The researchers said that 30 to 40 minutes of moderate to vigorous intensity physical activity a day ‘substantially weakens this risk, bringing it down to levels associated with very low amounts of sedentary time’.
We don’t have much to go on when it comes to what defines ‘vigorous’, but a good way of measuring exertion is the ‘talk test’. If you’re doing moderately intense exercise, you should be able to talk but not sing. But if you’re pursuing a vigorous activity, you shouldn’t be able to say more than a few words without taking a breath.
The authors also said the findings broadly confirm the recommendations set out in the WHO’s global guidelines on physical activity and sedentary behaviour.
But, they added, there is not enough evidence to recommend specific maximum thresholds for sedentary behaviour.
The WHO guidance recommends a weekly tally of 150-300 minutes of moderate intensity, or at least 75-100 minutes of vigorous intensity.

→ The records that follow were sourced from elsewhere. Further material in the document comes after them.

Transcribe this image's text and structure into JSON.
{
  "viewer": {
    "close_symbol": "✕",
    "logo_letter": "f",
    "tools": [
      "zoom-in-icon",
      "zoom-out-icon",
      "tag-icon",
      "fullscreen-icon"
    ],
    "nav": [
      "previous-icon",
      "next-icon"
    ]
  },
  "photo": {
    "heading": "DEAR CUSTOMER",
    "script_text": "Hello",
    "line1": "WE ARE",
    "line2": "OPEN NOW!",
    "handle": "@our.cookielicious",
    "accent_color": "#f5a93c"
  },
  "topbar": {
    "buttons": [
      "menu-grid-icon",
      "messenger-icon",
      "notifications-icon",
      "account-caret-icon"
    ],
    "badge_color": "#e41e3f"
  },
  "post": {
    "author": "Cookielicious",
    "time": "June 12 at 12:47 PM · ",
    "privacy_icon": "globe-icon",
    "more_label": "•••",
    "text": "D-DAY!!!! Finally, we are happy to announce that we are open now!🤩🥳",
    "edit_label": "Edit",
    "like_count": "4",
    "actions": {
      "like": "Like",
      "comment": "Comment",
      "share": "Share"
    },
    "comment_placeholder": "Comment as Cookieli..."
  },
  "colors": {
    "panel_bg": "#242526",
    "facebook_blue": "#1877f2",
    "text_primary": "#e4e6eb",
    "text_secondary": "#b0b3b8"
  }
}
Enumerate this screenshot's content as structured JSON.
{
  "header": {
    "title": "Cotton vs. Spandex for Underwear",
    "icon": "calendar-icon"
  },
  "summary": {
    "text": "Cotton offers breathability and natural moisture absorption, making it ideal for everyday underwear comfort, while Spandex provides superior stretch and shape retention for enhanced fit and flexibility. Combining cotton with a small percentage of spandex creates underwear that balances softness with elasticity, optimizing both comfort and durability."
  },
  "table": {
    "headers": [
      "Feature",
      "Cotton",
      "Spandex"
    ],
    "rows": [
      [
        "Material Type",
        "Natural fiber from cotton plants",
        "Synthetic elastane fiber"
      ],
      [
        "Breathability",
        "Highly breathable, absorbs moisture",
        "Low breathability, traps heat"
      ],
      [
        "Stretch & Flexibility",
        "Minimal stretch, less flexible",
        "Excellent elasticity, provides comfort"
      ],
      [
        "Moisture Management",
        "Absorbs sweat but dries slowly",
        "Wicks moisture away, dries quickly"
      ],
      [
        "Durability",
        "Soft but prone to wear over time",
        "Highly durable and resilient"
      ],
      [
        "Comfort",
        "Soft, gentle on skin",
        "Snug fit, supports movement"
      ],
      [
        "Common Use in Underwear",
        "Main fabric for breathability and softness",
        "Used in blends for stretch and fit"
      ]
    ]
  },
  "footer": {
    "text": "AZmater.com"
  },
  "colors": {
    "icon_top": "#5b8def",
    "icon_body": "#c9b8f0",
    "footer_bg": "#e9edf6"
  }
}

But any amount of physical activity is better for health than none, it emphasises.
Other key recommendations for adults, including those living with long-term conditions or disabilities at any age, also include undertaking muscle-strengthening activity – such as weights, core conditioning – at moderate or greater intensity on two or more days of the week.
The guidance also says that adults aged 65 and over should do physical activity that emphasises functional balance and strength training at moderate or greater intensity on three or more days of the week, in order to enhance functional capacity and prevent falls.
It recommends that women should do regular physical activity throughout pregnancy and after the birth, to include various aerobic and muscle-strengthening activities.